Twenty years ago, New Zealand conjured images of endless green space, hordes of sheep and Kiwis “G’Daying” each other.
While some things never change (New Zealand is as lush as ever, sheep number in the millions, and the locals are still quick with a smile), this far-away land bordered by the South Pacific, Tasman Sea and Southern Ocean has matured into one of those mosaic destinations that never stops satisfying. Its breathtaking natural attractions now share the stage with sophisticated cultural draws, and the country has perfected the art of tourism, often in unimaginable ways.
New Zealand is heaven on earth for nature lovers; on two land masses just a tad larger than Britain, mother nature has blessed this country with mountains, valleys, plains, rainforests, volcanoes, glaciers, caves, geysers, rivers, streams, fjords, beaches, striking flora and fauna, and rich marine life.

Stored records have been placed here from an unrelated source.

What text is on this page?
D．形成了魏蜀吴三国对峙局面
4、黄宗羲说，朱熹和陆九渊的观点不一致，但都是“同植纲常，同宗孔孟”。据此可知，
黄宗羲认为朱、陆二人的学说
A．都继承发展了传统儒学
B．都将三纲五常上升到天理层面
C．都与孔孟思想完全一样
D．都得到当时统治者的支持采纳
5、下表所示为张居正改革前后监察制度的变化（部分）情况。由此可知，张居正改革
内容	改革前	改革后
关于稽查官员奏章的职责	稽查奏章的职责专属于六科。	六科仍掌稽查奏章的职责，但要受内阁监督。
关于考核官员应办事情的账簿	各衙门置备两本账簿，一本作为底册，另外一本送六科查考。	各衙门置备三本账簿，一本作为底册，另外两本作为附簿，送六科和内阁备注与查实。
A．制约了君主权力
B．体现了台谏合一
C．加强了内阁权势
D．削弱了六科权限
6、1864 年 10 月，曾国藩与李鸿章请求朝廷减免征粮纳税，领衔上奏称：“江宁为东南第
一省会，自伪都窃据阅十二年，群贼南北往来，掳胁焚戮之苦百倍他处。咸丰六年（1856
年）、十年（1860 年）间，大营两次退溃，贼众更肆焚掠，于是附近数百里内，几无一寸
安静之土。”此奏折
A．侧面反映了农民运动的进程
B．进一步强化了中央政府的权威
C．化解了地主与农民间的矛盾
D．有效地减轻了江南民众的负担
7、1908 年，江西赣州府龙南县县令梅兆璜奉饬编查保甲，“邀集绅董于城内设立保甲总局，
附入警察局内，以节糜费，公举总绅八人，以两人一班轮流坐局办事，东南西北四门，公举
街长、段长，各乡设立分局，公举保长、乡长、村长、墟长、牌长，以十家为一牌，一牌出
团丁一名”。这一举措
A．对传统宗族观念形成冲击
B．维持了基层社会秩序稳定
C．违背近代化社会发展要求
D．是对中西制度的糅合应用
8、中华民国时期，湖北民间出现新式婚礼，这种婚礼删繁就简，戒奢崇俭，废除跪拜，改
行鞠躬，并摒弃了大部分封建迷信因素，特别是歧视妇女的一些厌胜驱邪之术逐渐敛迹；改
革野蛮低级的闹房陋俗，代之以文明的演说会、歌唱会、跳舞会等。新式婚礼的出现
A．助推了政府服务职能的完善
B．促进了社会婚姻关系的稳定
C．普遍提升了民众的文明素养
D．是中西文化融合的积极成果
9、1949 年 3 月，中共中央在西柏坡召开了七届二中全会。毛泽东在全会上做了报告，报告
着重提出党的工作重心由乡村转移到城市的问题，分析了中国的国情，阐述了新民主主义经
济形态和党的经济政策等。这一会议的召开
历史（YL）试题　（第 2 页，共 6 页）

Not surprisingly, New Zealand has become known as the adventure capital of the world. Among the many draws are tramping (that’s Kiwi for hiking), river rafting, cave rafting, kayaking, diving, boating, mountain biking, skiing and surfing. But the outdoorsy Kiwis, who pride themselves on innovation, have also taken adventure to new levels, and the country is now a mecca for thrill-seekers who come to go jet boating, bungy jumping, heli-bungy jumping, luge riding, paragliding, and even zorbing (rolling down a hill inside an inflatable ball with about a two-metre diameter), and rap jumping (running down the outside of a building on an absailing rope, face down)!
You don’t have to be into hard adventure or extreme sports to appreciate New Zealand, but a love of scenic natural beauty is a must. The country also boasts sophisticated cities with world-class museums, chic restaurants, modern and historic architecture, a wealth of performing arts and a varied nightlife menu. You’ll also find small-town havens dripping with off-beat character, wine regions that have earned international recognition, and a cuisine scene spanning tasty regional specialities as well as nouvelle Pacific Rim dishes that marry Kiwi, Australian and Asian ingredients with French and Asian cooking techniques.

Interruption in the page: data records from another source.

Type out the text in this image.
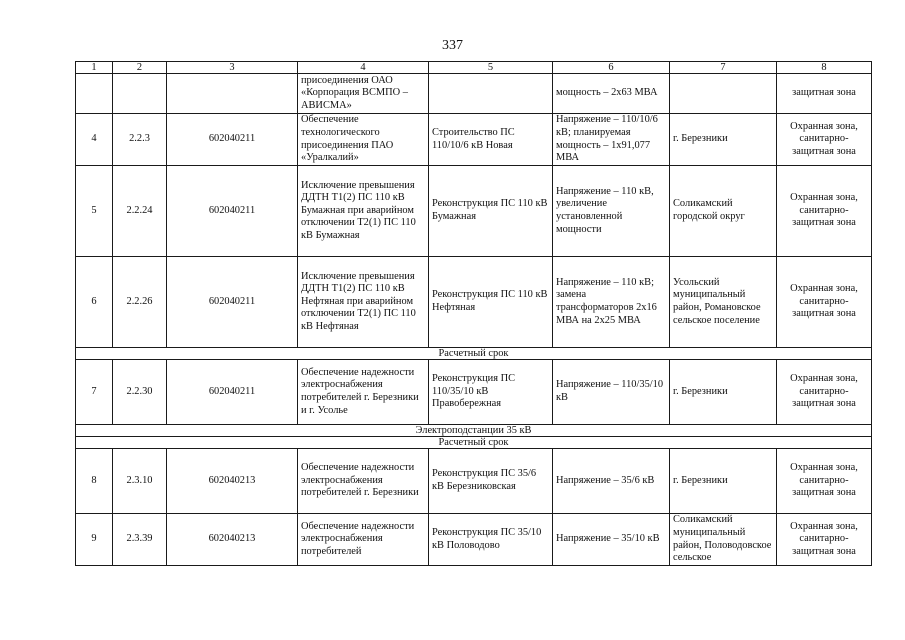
337
1	2	3	4	5	6	7	8
			присоединения ОАО «Корпорация ВСМПО – АВИСМА»		мощность – 2х63 МВА		защитная зона
4	2.2.3	602040211	Обеспечение технологического присоединения ПАО «Уралкалий»	Строительство ПС 110/10/6 кВ Новая	Напряжение – 110/10/6 кВ; планируемая мощность – 1х91,077 МВА	г. Березники	Охранная зона, санитарно-защитная зона
5	2.2.24	602040211	Исключение превышения ДДТН Т1(2) ПС 110 кВ Бумажная при аварийном отключении Т2(1) ПС 110 кВ Бумажная	Реконструкция ПС 110 кВ Бумажная	Напряжение – 110 кВ, увеличение установленной мощности	Соликамский городской округ	Охранная зона, санитарно-защитная зона
6	2.2.26	602040211	Исключение превышения ДДТН Т1(2) ПС 110 кВ Нефтяная при аварийном отключении Т2(1) ПС 110 кВ Нефтяная	Реконструкция ПС 110 кВ Нефтяная	Напряжение – 110 кВ; замена трансформаторов 2х16 МВА на 2х25 МВА	Усольский муниципальный район, Романовское сельское поселение	Охранная зона, санитарно-защитная зона
Расчетный срок							
7	2.2.30	602040211	Обеспечение надежности электроснабжения потребителей г. Березники и г. Усолье	Реконструкция ПС 110/35/10 кВ Правобережная	Напряжение – 110/35/10 кВ	г. Березники	Охранная зона, санитарно-защитная зона
Электроподстанции 35 кВ							
Расчетный срок							
8	2.3.10	602040213	Обеспечение надежности электроснабжения потребителей г. Березники	Реконструкция ПС 35/6 кВ Березниковская	Напряжение – 35/6 кВ	г. Березники	Охранная зона, санитарно-защитная зона
9	2.3.39	602040213	Обеспечение надежности электроснабжения потребителей	Реконструкция ПС 35/10 кВ Половодово	Напряжение – 35/10 кВ	Соликамский муниципальный район, Половодовское сельское	Охранная зона, санитарно-защитная зона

While New Zealand retains a strong European flavour — primarily British — it offers a touch of the exotic with its wealth of Maori and Polynesian culture. Best of all, the range of accommodation in New Zealand has grown to include everything from motels, farm stays, B&Bs, boutique hotels, exclusive lodges, modern, top-of-the-line city hotels and even campervans. Moreover, travelling throughout the country is a breeze; you can fly, drive, take the train or the ferry, hop on tour buses or even cycle your way around. With its matchless draws, growing tourism infrastructure, and clean, green, unspoilt atmosphere, New Zealand is attracting more and more tourists each year. And in addition to the trodden paths, there are endless opportunities to get off the beaten track.

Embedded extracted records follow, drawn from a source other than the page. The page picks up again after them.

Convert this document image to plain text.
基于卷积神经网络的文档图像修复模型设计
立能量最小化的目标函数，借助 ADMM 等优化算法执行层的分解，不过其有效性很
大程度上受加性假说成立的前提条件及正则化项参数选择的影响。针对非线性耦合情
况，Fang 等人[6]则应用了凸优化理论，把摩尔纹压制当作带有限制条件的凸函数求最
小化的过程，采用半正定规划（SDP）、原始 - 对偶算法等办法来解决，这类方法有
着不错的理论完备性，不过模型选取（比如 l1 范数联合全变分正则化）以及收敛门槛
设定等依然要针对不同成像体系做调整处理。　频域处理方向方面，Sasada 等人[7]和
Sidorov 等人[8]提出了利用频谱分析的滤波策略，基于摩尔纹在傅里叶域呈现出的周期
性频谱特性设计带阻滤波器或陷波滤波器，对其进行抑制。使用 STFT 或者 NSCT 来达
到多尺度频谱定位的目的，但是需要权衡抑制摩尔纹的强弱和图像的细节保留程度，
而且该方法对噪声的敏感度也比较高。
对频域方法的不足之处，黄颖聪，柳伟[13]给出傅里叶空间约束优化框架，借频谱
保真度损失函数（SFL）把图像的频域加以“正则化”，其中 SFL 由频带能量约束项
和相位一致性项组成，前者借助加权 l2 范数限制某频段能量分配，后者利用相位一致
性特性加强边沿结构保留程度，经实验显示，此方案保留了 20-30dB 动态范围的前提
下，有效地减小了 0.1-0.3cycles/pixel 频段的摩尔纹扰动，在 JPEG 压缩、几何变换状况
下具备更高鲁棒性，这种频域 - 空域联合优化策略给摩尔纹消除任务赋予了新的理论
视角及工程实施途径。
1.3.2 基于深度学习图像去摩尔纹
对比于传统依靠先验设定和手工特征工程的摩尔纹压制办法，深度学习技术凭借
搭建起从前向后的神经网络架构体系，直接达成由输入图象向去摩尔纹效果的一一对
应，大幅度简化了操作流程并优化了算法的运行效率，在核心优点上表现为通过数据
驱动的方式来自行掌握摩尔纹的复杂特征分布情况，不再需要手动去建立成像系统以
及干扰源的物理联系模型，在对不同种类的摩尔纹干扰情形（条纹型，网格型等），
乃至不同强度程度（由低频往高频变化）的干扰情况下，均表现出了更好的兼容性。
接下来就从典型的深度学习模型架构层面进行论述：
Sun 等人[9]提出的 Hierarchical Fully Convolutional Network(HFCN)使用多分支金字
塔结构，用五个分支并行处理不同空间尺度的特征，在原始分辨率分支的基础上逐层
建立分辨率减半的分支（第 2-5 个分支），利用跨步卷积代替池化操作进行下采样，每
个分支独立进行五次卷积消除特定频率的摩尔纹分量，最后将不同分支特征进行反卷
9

Remember, the seasons are reversed down under. The ideal time to travel to New Zealand is from October through April, especially for adventure pursuits. However, the climate is agreeable most of the year, so there really isn’t a bad time to visit — though no matter when you go, you’ll regret it if you don’t allow at least two weeks to bop around.
If New Zealand’s unique diversity isn’t enough to tempt you halfway around the world, consider the favourable exchange rate, currently about $3.44 NZ dollars to the pound. That’s around £1.20 for an ice-cold pint of Kiwi beer after one of those exhilarating tramps…which should have you saying “G’Day” in no time.